Process Supervision-Guided Policy Optimization for Code Generation
Ning Dai, Zheng Wu, Renjie Zheng, Ziyun Wei, Wenlei Shi, Xing Jin, Guanlin Liu, Chen Dun, Liang Huang, Lin Yan
TL;DR
This work addresses the sparse end-to-end rewards in RL-based code generation by introducing a Process Reward Model (PRM) that provides dense, line-level feedback during code construction.
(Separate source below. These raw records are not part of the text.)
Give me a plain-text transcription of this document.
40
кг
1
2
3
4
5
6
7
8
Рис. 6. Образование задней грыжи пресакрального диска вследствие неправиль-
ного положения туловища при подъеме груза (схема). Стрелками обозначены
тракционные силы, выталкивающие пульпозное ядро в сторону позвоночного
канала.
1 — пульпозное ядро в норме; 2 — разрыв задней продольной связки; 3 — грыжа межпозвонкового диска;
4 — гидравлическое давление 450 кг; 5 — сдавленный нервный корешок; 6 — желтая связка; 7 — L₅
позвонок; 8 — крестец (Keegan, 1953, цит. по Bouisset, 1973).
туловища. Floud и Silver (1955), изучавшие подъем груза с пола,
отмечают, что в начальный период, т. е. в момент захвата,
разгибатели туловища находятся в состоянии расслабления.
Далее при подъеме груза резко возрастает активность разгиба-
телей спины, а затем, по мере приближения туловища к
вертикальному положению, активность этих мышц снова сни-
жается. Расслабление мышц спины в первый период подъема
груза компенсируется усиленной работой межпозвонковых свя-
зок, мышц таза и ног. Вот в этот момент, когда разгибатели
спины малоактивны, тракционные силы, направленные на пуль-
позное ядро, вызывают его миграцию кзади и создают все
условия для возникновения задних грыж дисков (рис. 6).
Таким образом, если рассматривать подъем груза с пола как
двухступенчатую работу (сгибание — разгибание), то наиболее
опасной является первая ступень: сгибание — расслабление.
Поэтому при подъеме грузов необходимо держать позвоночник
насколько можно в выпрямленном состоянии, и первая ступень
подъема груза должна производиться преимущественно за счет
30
PSGPO integrates PRM signals both as dense rewards and as value-function initialization, enabling more efficient exploration and faster credit assignment. Empirical results across HumanEval, MBPP, and LiveCodeBench show consistent gains, especially for long-horizon tasks, with best performance achieved when PRM supplies both dense rewards and value initialization. The method relies on automated PRM data collection via binary-search labeling and careful safeguards against reward hacking, offering practical guidelines for data selection and integration into RL pipelines with potential applicability beyond code generation. The approach advances RL-based code generation by closing the feedback loop between partial correctness and iterative refinement, emulating human programming workflows.
Abstract
Reinforcement learning (RL) with unit test feedback has enhanced large language models' (LLMs) code generation, but relies on sparse rewards provided only after complete code evaluation, limiting learning efficiency and incremental improvements. When generated code fails all unit tests, no learning signal is received, hindering progress on complex tasks. To address this, we propose a Process Reward Model (PRM) that delivers dense, line-level feedback on code correctness during generation, mimicking human code refinement and providing immediate guidance. We explore various strategies for training PRMs and integrating them into the RL framework, finding that using PRMs both as dense rewards and for value function initialization significantly boosts performance. Our experimental results also highlight the effectiveness of PRMs in enhancing RL-driven code generation, especially for long-horizon scenarios.